The Earth Island Institute challenged the government's plan to log areas of the Plumas National Forest in the Sierra Nevadas that were burned in the 2007 Moonlight and Wheeler fires.

The group sought an injunction barring the so-called Moonlight-Wheeler project, which would allow logging on 22 to 27 percent of burned forest. The two fires had burned a total of 88,000 acres of private and National Forest land in the northern Sierra Nevadas, about 78 percent of which is located in the Plumas National Forest.

A federal judge denied the group's request for an injunction, ruling that the plan required only an assessment of the habitat for the black-backed woodpecker, an indicator species for the area, which the Forest Service had adequately conducted. The court added that the government had responded sufficiently to environmentalists' dissenting scientific opinions in the project's adoption phases.

On appeal, a 2-1 majority of the 9th Circuit in San Francisco upheld the denial of an injunction.

"In short, the district court used the correct standard for analyzing Earth Island's likelihood of success on the merits and did not abuse its discretion in finding that Earth Island failed to show that it was likely to succeed on the merits of its NFMA (National Forest Management Act) claims," Judge Procter Hug, Jr. wrote. "The court concluded that if the injunction was granted, the public would lose the immediate benefits of the restoration efforts."

Dissenting Judge Stephen Reinhardt said the majority's denial of an injunction, "like the district court's before it, rests on two fundamental errors."

First, he said, the majority erroneously concluded that the Forest Service was not required to ensure species viability in the Plumas National Forest, "despite numerous clear statements to the contrary" in the forest plan.

Second, the majority and the district court concluded that the guidelines for identifying and marking trees are not enforceable, when they are, Reinhardt said.

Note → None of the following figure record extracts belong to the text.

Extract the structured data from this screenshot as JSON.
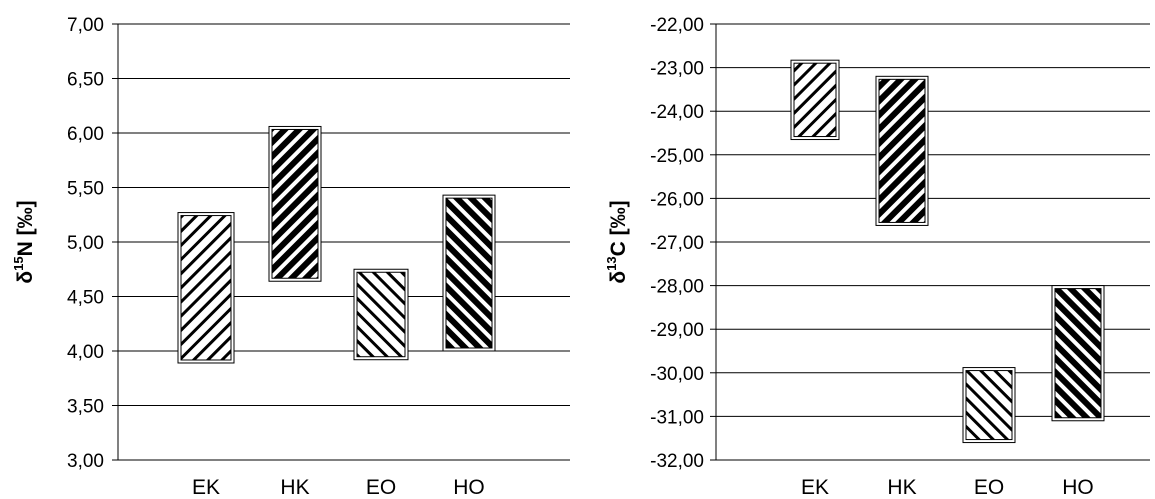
{
  "chart_data": [
    {
      "type": "floating-bar",
      "ylabel": {
        "prefix": "δ",
        "sup": "15",
        "main": "N [‰]"
      },
      "ylim": [
        3.0,
        7.0
      ],
      "yticks": [
        "3,00",
        "3,50",
        "4,00",
        "4,50",
        "5,00",
        "5,50",
        "6,00",
        "6,50",
        "7,00"
      ],
      "ytick_values": [
        3.0,
        3.5,
        4.0,
        4.5,
        5.0,
        5.5,
        6.0,
        6.5,
        7.0
      ],
      "grid": true,
      "categories": [
        "EK",
        "HK",
        "EO",
        "HO"
      ],
      "ranges": [
        {
          "low": 3.89,
          "high": 5.27
        },
        {
          "low": 4.64,
          "high": 6.06
        },
        {
          "low": 3.92,
          "high": 4.75
        },
        {
          "low": 4.0,
          "high": 5.43
        }
      ]
    },
    {
      "type": "floating-bar",
      "ylabel": {
        "prefix": "δ",
        "sup": "13",
        "main": "C [‰]"
      },
      "ylim": [
        -32.0,
        -22.0
      ],
      "yticks": [
        "-32,00",
        "-31,00",
        "-30,00",
        "-29,00",
        "-28,00",
        "-27,00",
        "-26,00",
        "-25,00",
        "-24,00",
        "-23,00",
        "-22,00"
      ],
      "ytick_values": [
        -32,
        -31,
        -30,
        -29,
        -28,
        -27,
        -26,
        -25,
        -24,
        -23,
        -22
      ],
      "grid": true,
      "categories": [
        "EK",
        "HK",
        "EO",
        "HO"
      ],
      "ranges": [
        {
          "low": -24.65,
          "high": -22.83
        },
        {
          "low": -26.62,
          "high": -23.2
        },
        {
          "low": -31.6,
          "high": -29.88
        },
        {
          "low": -31.1,
          "high": -28.0
        }
      ]
    }
  ],
  "pattern_colors": {
    "light": "#000000",
    "dark": "#000000",
    "background": "#ffffff"
  }
}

"This erroneous conclusion kept the district court from deciding whether the factual foundation of Earth Island's allegations regarding violations of the guidelines was sufficiently strong to warrant an injunction," he wrote.

He said he would have granted a temporary injunction and remanded the case for reconsideration, "with the understanding that ... Earth Island is likely to prevail on its NFMA challenges to the Moonlight-Wheeler project."